I read an interesting article about the followers of failed doomsday prophet Harold Camping a year after their predicted apocalypse failed to manifest.
It is actually a very thoughtful and respectful article that looks at the real world impact when their whole worldview is destroyed. I found it very interesting and recommend it as an interesting read.
However, there is one paragraph that bugs me. Perhaps in an effort to mitigate against dismissing the followers of Camping as deluded, the author Tom Bartlett at Religion Dispatches says the following:
In the beginning, I was curious how believers would react, as if they were mice in a maze. But as time went on I grew to like and sympathize with many of them. This failed prophecy caused real harm, financially and emotionally. What was a curiosity for the rest of us was, for them, traumatic. And it’s important to remember that mainstream Christians also believe that God’s son will play a return engagement, beam up his bona fide followers, and leave the wretched remainder to suffer unspeakable torment. They’re just not sure when.
That assertion is just factually incorrect, but I see it repeated all the time in religion reporting.
Let us breakdown some numbers.
Of the 2+ billion Christians in the world, the great majority of denominations do not teach about any kind of rapture.
Of course, the Catholic Church, with its 1.2 billion members, does not and never has taught about any version of a rapture in which God will “beam up his bona fide followers, and leave the wretched remainder to suffer unspeakable torment.” So that is over 50% right there gone.
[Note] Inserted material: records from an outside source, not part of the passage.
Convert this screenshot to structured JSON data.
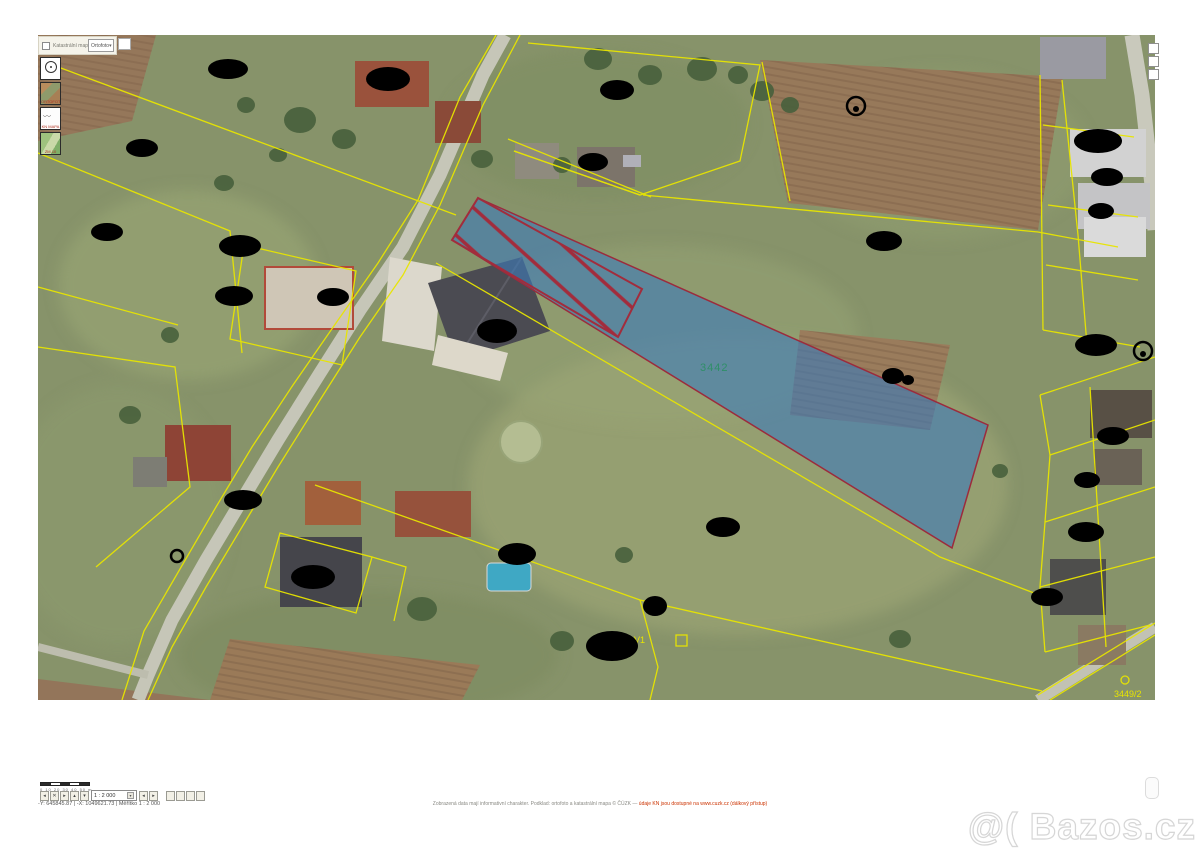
{
  "map": {
    "parcel_label": "3442",
    "small_labels": {
      "v1": "V1",
      "corner": "3449/2"
    },
    "colors": {
      "highlight_fill": "#3d7ab8",
      "highlight_outline": "#a22c3c",
      "cadastre_line": "#e8e500",
      "parcel_label_green": "#2f8f68",
      "redaction": "#000000",
      "road": "#c6c6b8"
    }
  },
  "toolbar": {
    "checkbox_label": "Katastrální mapa",
    "layer_select_value": "Ortofoto",
    "select_arrow": "▾"
  },
  "layer_panel": {
    "buttons": [
      {
        "label": ""
      },
      {
        "label": "ORTOFOTO"
      },
      {
        "label": "KN MAPA"
      },
      {
        "label": "ZM 10"
      }
    ]
  },
  "footer": {
    "scale_ticks": "0   10   20   30   40   50 m",
    "pan_buttons": [
      "◂",
      "✕",
      "▸",
      "▴",
      "▾"
    ],
    "scale_select_value": "1 : 2 000",
    "select_arrow": "▾",
    "history_buttons": [
      "◂",
      "▸"
    ],
    "tool_buttons": [
      "",
      "",
      "",
      ""
    ],
    "status": "-Y: 645845.87 | -X: 1049621.73 | Měřítko 1 : 2 000",
    "disclaimer_text": "Zobrazená data mají informativní charakter. Podklad: ortofoto a katastrální mapa © ČÚZK — ",
    "disclaimer_link": "údaje KN jsou dostupné na www.cuzk.cz (dálkový přístup)"
  },
  "watermark": "@( Bazos.cz"
}
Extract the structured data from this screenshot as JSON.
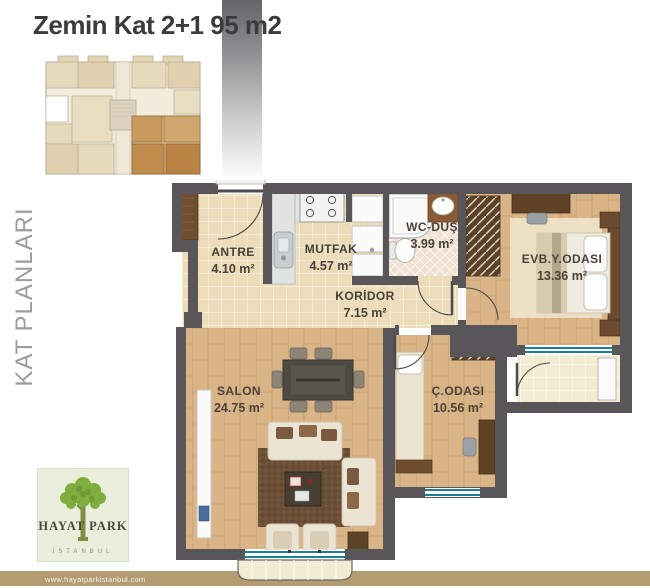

Now we have approximately 230 million Orthodox who have no such teaching either. So now we are up to 1.4+ billion who do not teach or believe this.
Ditto the 85 million Anglicans. So far we are up to almost 70% of the total number of Christians who do not believe this.
So this leaves us the rest of the Protestant denominations. So which one teach the rapture? Lutherans? Nope. Methodists? Nope. And so on.
While there may be individuals within all these denominations who have been taken in by rapture theory, most Christian Churches or ecclesial communities, the large majority have no such teaching.
Belief in the rapture is a subset of a subset of a subset of Christians and good reporting should reflect this fact.